7500: da Berlino a Parigi, passando per Hannover, rimanendo sempre incollati nella cabina di pilotaggio di un aereo

Tobias è un copilota di aerei molto preciso e professionale, tanto che ha una relazione stabile con una hostess, con la quale ha anche una bambina, ma sul luogo di lavoro cerca sempre di mantenere un certo contegno. Fatte le dovute presentazioni col comandante che lo coadiuverà nel volo che da Berlino li porterà a Parigi, la calma apparente respirata fino a pochi secondi prima, verrà sconsquassata dall’attacco di un gruppo di terroristi islamici che prenderà in ostaggio i passeggeri del volo e farà di tutto per entrare nella cabina di pilotaggio che Tobias è riuscito ad isolare. L’uomo, quindi, si troverà ad affrontare una prova difficilissima: cercare di portare l’aereo a destinazione con il pilota automatico, tenere a freno la furia degli assalitori e cercare di non farsi sopraffare dal fatto che questi ultimi hanno in ostaggio la sua compagna.

Ambientato interamente all’interno dello spazio ristretto della cabina di pilotaggio di un aereo (non più tutto il mezzo, come successo per altri film simili, ma solo una minuscola parte di esso), 7500 riesce grazie a questo espediente a trasmettere un certo senso di claustrofobia, concentrando l’azione nell’ancor più minuscolo spazio del video della telecamera di sicurezza dalla quale il pilota riesce a seguire tutto ciò che avviene all’interno del resto dell’aereo, preso d’assalto dagli estremisti islamici che vogliono a tutti i costi entrare in possesso dei comandi del velivolo, ostracizzati da un uomo estremamente tenace e totalmente dedito al senso del dovere (anche a costo di sacrificare molto dal punto di vista personale, da qui la presenza del personaggio della compagna che non è stato inserito a caso, ma proprio per andare a sottolineare questo aspetto preponderante del personaggio).

7500, infatti, non vuole sondare particolarmente i motivi alla base di questo attacco, né fare un’analisi della situazione socio-politica inerentemente il tema del terrorismo, ma vuole raccontare della tensione vissuta dal protagonista, del suo doversi dividere tra più compiti di capitale importanza come dover gestire una situazione in cui diventa responsabile della vita di tutti i passeggeri dell’aereo, ma anche dover decidere tra personale e collettivo, tra privato e pubblico, senza mai sfociare in patetici e irreali eroismi, ma mantenendo una viva e credibilissima umanità.

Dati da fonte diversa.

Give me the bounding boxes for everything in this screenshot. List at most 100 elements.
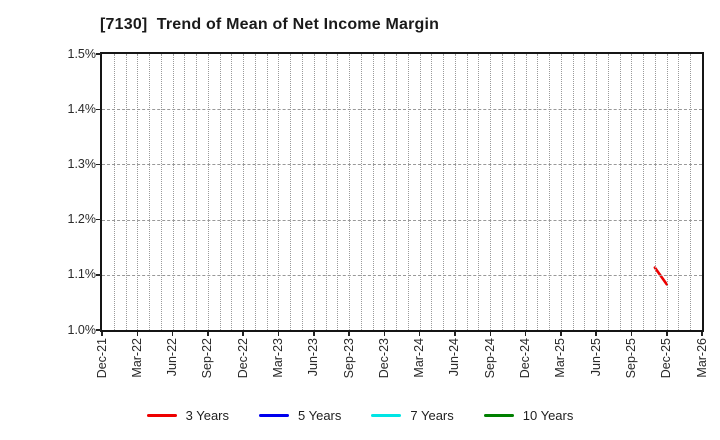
legend-item: 7 Years <box>371 407 454 423</box>
x-tick-label: Mar-25 <box>553 338 568 378</box>
y-tick-label: 1.4% <box>67 101 97 116</box>
gridline-horizontal <box>102 164 702 166</box>
gridline-vertical <box>231 54 233 330</box>
legend-line-sample <box>483 413 514 417</box>
gridline-vertical <box>678 54 680 330</box>
gridline-vertical <box>537 54 539 330</box>
gridline-horizontal <box>102 274 702 276</box>
gridline-vertical <box>560 54 562 330</box>
y-tick-mark <box>96 218 101 221</box>
gridline-vertical <box>607 54 609 330</box>
gridline-vertical <box>184 54 186 330</box>
gridline-vertical <box>219 54 221 330</box>
plot-area <box>100 52 704 332</box>
x-tick-label: Sep-24 <box>482 338 497 379</box>
x-tick-label: Dec-21 <box>94 338 109 379</box>
x-tick-mark <box>101 332 103 336</box>
gridline-horizontal <box>102 219 702 221</box>
x-tick-mark <box>595 332 597 336</box>
x-tick-label: Jun-24 <box>447 338 462 377</box>
gridline-vertical <box>631 54 633 330</box>
y-tick-mark <box>96 329 101 331</box>
gridline-vertical <box>243 54 245 330</box>
gridline-vertical <box>490 54 492 330</box>
y-tick-label: 1.2% <box>67 212 97 227</box>
series-lines <box>653 266 669 286</box>
gridline-vertical <box>443 54 445 330</box>
x-tick-mark <box>136 332 138 336</box>
gridline-vertical <box>525 54 527 330</box>
legend-item: 10 Years <box>483 407 574 423</box>
gridline-vertical <box>596 54 598 330</box>
x-tick-mark <box>348 332 350 336</box>
x-tick-mark <box>277 332 280 336</box>
gridline-vertical <box>149 54 151 330</box>
x-tick-label: Sep-25 <box>623 338 638 379</box>
gridline-vertical <box>666 54 668 330</box>
legend-line-sample <box>259 413 289 417</box>
gridline-vertical <box>290 54 292 330</box>
x-tick-label: Jun-22 <box>165 338 180 377</box>
gridline-vertical <box>266 54 268 330</box>
gridline-vertical <box>113 54 115 330</box>
gridline-vertical <box>360 54 362 330</box>
legend-line-sample <box>146 413 177 417</box>
x-tick-mark <box>313 332 315 336</box>
gridline-vertical <box>619 54 621 330</box>
legend-line-sample <box>371 413 402 417</box>
y-tick-mark <box>96 53 101 55</box>
gridline-vertical <box>137 54 139 330</box>
legend-label: 7 Years <box>410 407 454 423</box>
gridline-vertical <box>690 54 692 330</box>
legend: 3 Years 5 Years 7 Years 10 Years <box>0 403 720 427</box>
gridline-vertical <box>172 54 174 330</box>
gridline-vertical <box>313 54 315 330</box>
y-tick-mark <box>96 274 101 276</box>
x-tick-label: Mar-26 <box>694 338 709 378</box>
x-tick-label: Jun-25 <box>588 338 603 377</box>
y-tick-label: 1.5% <box>67 46 97 61</box>
x-tick-label: Sep-22 <box>200 338 215 379</box>
gridline-vertical <box>454 54 456 330</box>
legend-label: 10 Years <box>522 407 574 423</box>
x-tick-mark <box>207 332 209 336</box>
y-tick-mark <box>96 108 101 110</box>
gridline-vertical <box>513 54 515 330</box>
legend-item: 5 Years <box>259 408 341 423</box>
x-tick-mark <box>666 332 668 336</box>
x-tick-label: Mar-22 <box>129 338 144 378</box>
chart-title: [7130] Trend of Mean of Net Income Margi… <box>100 16 440 33</box>
x-tick-label: Dec-24 <box>518 338 532 379</box>
x-tick-mark <box>489 332 491 336</box>
y-tick-label: 1.1% <box>67 267 97 282</box>
gridline-vertical <box>502 54 503 330</box>
legend-label: 3 Years <box>185 407 229 423</box>
x-tick-label: Dec-23 <box>376 338 391 379</box>
legend-label: 5 Years <box>298 407 342 423</box>
gridline-vertical <box>478 54 480 330</box>
gridline-vertical <box>196 54 198 330</box>
gridline-vertical <box>325 54 327 330</box>
gridline-vertical <box>349 54 351 330</box>
x-tick-mark <box>418 332 421 336</box>
x-tick-mark <box>242 332 244 336</box>
x-tick-mark <box>383 332 386 336</box>
x-tick-mark <box>171 332 174 336</box>
x-tick-label: Sep-23 <box>341 338 356 379</box>
y-tick-mark <box>96 163 101 166</box>
gridline-vertical <box>396 54 398 330</box>
gridline-vertical <box>337 54 339 330</box>
gridline-vertical <box>419 54 421 330</box>
gridline-vertical <box>654 54 656 330</box>
x-tick-mark <box>701 332 703 336</box>
x-tick-label: Jun-23 <box>306 338 321 377</box>
gridline-vertical <box>584 54 586 330</box>
series-line-3-years <box>653 266 669 286</box>
gridline-vertical <box>278 54 280 330</box>
gridline-vertical <box>431 54 433 330</box>
y-tick-label: 1.3% <box>67 156 97 171</box>
x-tick-label: Dec-25 <box>659 338 674 379</box>
gridline-vertical <box>549 54 551 330</box>
x-tick-mark <box>630 332 633 336</box>
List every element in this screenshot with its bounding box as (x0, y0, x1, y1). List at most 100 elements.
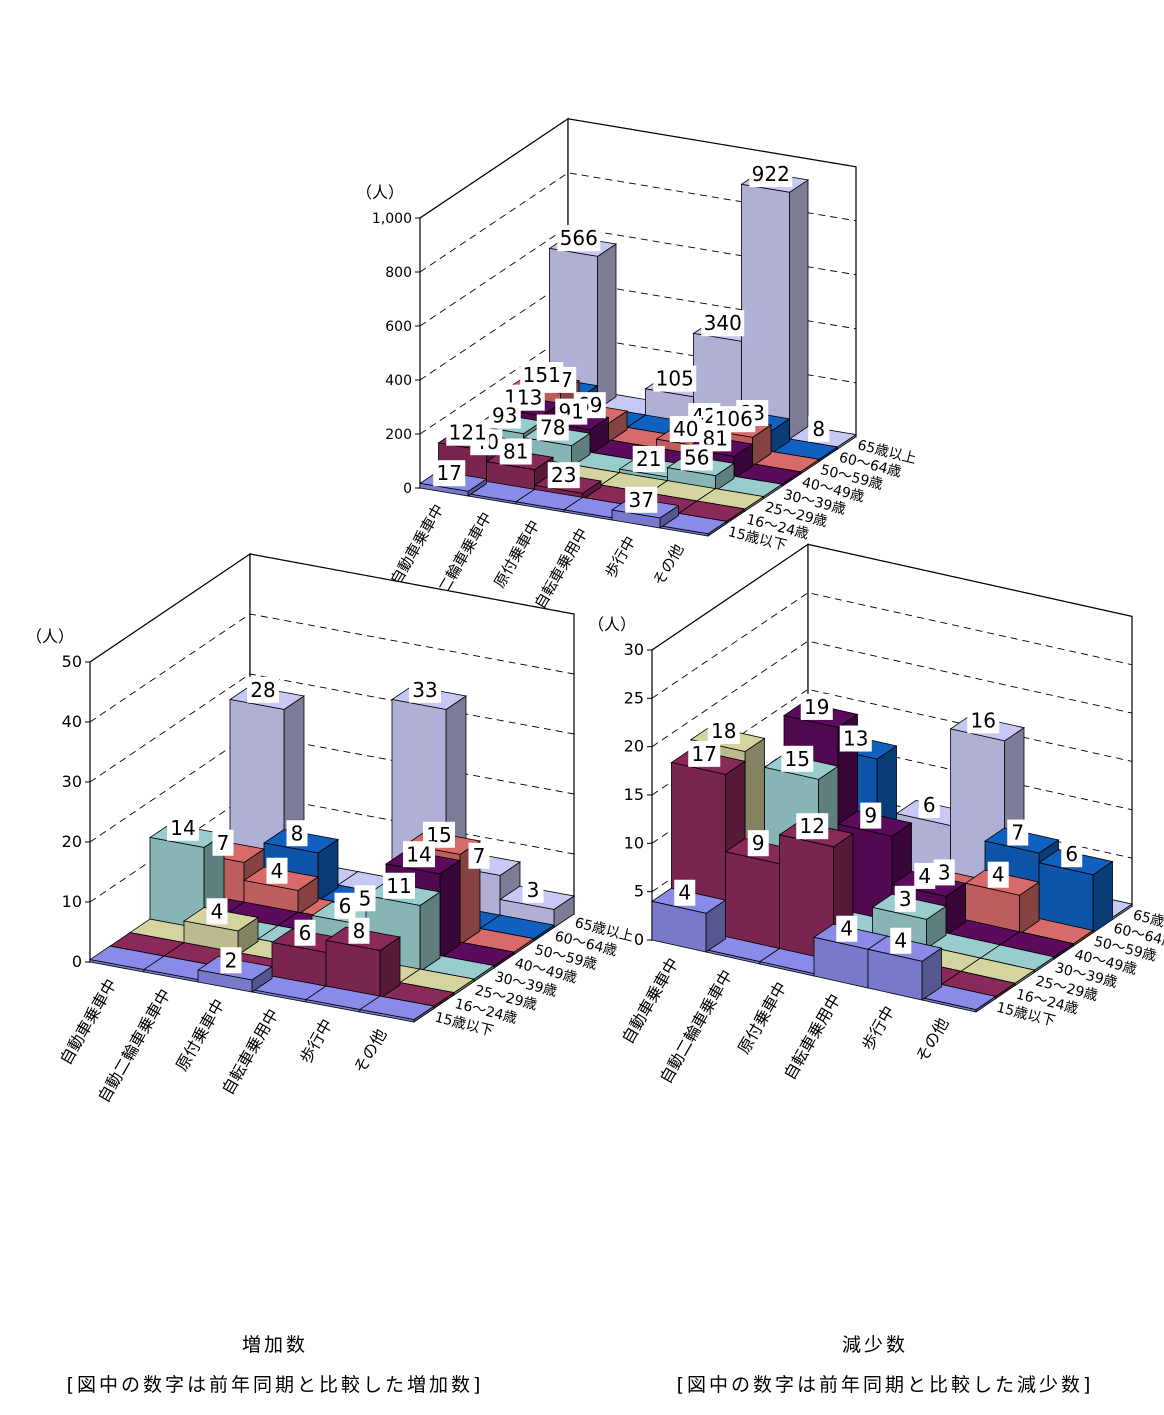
data-label-bg (632, 445, 665, 472)
bar-front (867, 948, 923, 1001)
data-label-bg (499, 438, 532, 465)
data-label: 4 (992, 863, 1005, 887)
data-label: 40 (673, 417, 698, 441)
data-label-bg (212, 829, 234, 856)
data-label-bg (522, 876, 544, 903)
data-label-bg (800, 693, 833, 720)
data-label-bg (781, 745, 814, 772)
data-label-bg (286, 820, 308, 847)
data-label-bg (547, 462, 580, 489)
data-label-bg (987, 861, 1009, 888)
data-label-bg (749, 161, 793, 188)
data-label: 4 (894, 929, 907, 953)
data-label: 8 (812, 417, 825, 441)
x-category-label: 自動車乗車中 (56, 976, 120, 1069)
y-tick-label: 200 (385, 427, 412, 443)
x-category-label: 自動車乗車中 (387, 501, 448, 588)
bar-front (725, 851, 780, 952)
data-label: 78 (540, 416, 565, 440)
data-label: 340 (704, 311, 742, 335)
data-label: 19 (804, 695, 829, 719)
data-label-bg (247, 676, 279, 703)
data-label: 6 (299, 921, 312, 945)
data-label: 5 (359, 886, 372, 910)
data-label-bg (967, 707, 1000, 734)
y-tick-label: 5 (634, 882, 644, 901)
caption-title-increase: 増加数 (241, 1334, 308, 1356)
data-label-bg (669, 416, 702, 442)
x-category-label: 歩行中 (296, 1016, 336, 1067)
x-category-label: 原付乗車中 (172, 996, 228, 1075)
bar-front (651, 900, 707, 953)
y-tick-label: 600 (385, 319, 412, 335)
bar-front (359, 1009, 415, 1023)
bar-front (419, 482, 469, 497)
data-label: 16 (971, 708, 996, 732)
data-label: 2 (225, 948, 238, 972)
y-tick-label: 10 (624, 833, 644, 852)
data-label-bg (747, 830, 769, 857)
caption-title-decrease: 減少数 (841, 1334, 908, 1356)
y-tick-label: 30 (62, 772, 82, 791)
x-category-label: その他 (912, 1015, 952, 1066)
y-unit-label: （人） (26, 627, 74, 646)
data-label-bg (701, 310, 745, 337)
data-label: 6 (923, 793, 936, 817)
data-label-bg (918, 792, 940, 818)
data-label: 151 (523, 363, 561, 387)
y-tick-label: 40 (62, 712, 82, 731)
gridline (89, 613, 575, 723)
caption-note-decrease: [図中の数字は前年同期と比較した減少数] (676, 1374, 1094, 1396)
data-label-bg (1061, 841, 1083, 868)
y-unit-label: （人） (356, 183, 404, 202)
bar-side (439, 859, 461, 959)
data-label: 3 (938, 860, 951, 884)
y-tick-label: 10 (62, 892, 82, 911)
x-category-label: 自転車乗用中 (780, 991, 844, 1084)
data-label-bg (206, 898, 228, 925)
gridline (419, 118, 857, 219)
data-label-bg (890, 927, 912, 954)
data-label: 8 (353, 919, 366, 943)
data-label: 12 (800, 814, 825, 838)
data-label: 33 (412, 678, 437, 702)
y-tick-label: 0 (634, 930, 644, 949)
x-category-label: その他 (350, 1026, 390, 1077)
y-tick-label: 25 (624, 688, 644, 707)
data-label: 7 (217, 831, 230, 855)
x-category-label: 自転車乗用中 (218, 1006, 282, 1099)
data-label: 56 (684, 445, 709, 469)
x-category-label: その他 (649, 541, 687, 589)
data-label: 81 (503, 440, 528, 464)
data-label-bg (933, 859, 955, 886)
bar-front (197, 969, 253, 993)
data-label: 121 (449, 421, 487, 445)
data-label-bg (557, 225, 601, 252)
data-label: 14 (406, 842, 431, 866)
data-label: 8 (291, 821, 304, 845)
data-label: 4 (918, 864, 931, 888)
data-label: 21 (636, 447, 661, 471)
data-label: 4 (211, 899, 224, 923)
data-label: 17 (437, 461, 462, 485)
data-label: 15 (785, 747, 810, 771)
data-label-bg (520, 362, 564, 389)
data-label-bg (674, 879, 696, 906)
data-label: 3 (899, 887, 912, 911)
data-label-bg (433, 460, 466, 487)
data-label-bg (680, 444, 713, 471)
x-category-label: 歩行中 (858, 1003, 898, 1054)
caption-note-increase: [図中の数字は前年同期と比較した増加数] (66, 1374, 484, 1396)
data-label: 37 (629, 488, 654, 512)
y-tick-label: 400 (385, 373, 412, 389)
y-tick-label: 50 (62, 652, 82, 671)
data-label: 7 (473, 844, 486, 868)
data-label: 11 (386, 874, 411, 898)
bar-side (597, 243, 617, 410)
data-label: 105 (656, 367, 694, 391)
data-label: 14 (170, 816, 195, 840)
data-label: 4 (271, 859, 284, 883)
y-tick-label: 800 (385, 265, 412, 281)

E questo viene ben trasmesso sia dall’impeccabile interpretazione di Joseph Gordon-Levitt, ormai emblema di un certo tipo di cinema dimesso e indipendente, sia dalla regia che riesce nel difficile compito di creare un’atmosfera ad alta tensione, muovendosi in uno spazio che non lascia la possibilità di destreggiarsi in chissà quale arditezza tecnica, ma che deve giocare con i corpi, i volti e i gesti dei pochissimi protagonisti all’interno di esso.

Ed è per questi motivi che 7500, pur non essendo memorabile o imprescindibile, si discosta leggermente dal solito action movie con assalitori e assaliti messi a confronto, cercando di andare più in profondità, non tralasciando però in alcun modo anche il semplice intrattenimento. Non ci sono momenti di stanca, insomma, anche se in fase finale qualche retoricismo (soprattutto per quanto concerne il più giovane dei terroristi), fa capolino nei dialoghi e nei rapporti interpersonali che si vengono a creare all’interno dell’aereo. Ma al di là di questo e considerando che si tratta di un esordio, si può tranquillamente asserire che 7500, quasi del tutto privo di commenti musicali extradiegetici, con l’incessante bussare e battere dei terroristi contro il portellone della cabina di pilotaggio (espediente che rende il tutto più realistico da un alto e più insostenibile dall’altro), conquista perché riesce a trasmettere con poche pennellate registiche l’enorme senso di impotenza che coglie il co-pilota costretto a subire le azioni dei terroristi al di fuori della cabina di pilotaggio, con l’unico intento di portare l’aereo in salvo con un atterraggio di emergenza, pervenendo ad un epilogo in cui non ci saranno né vinti né vincitori.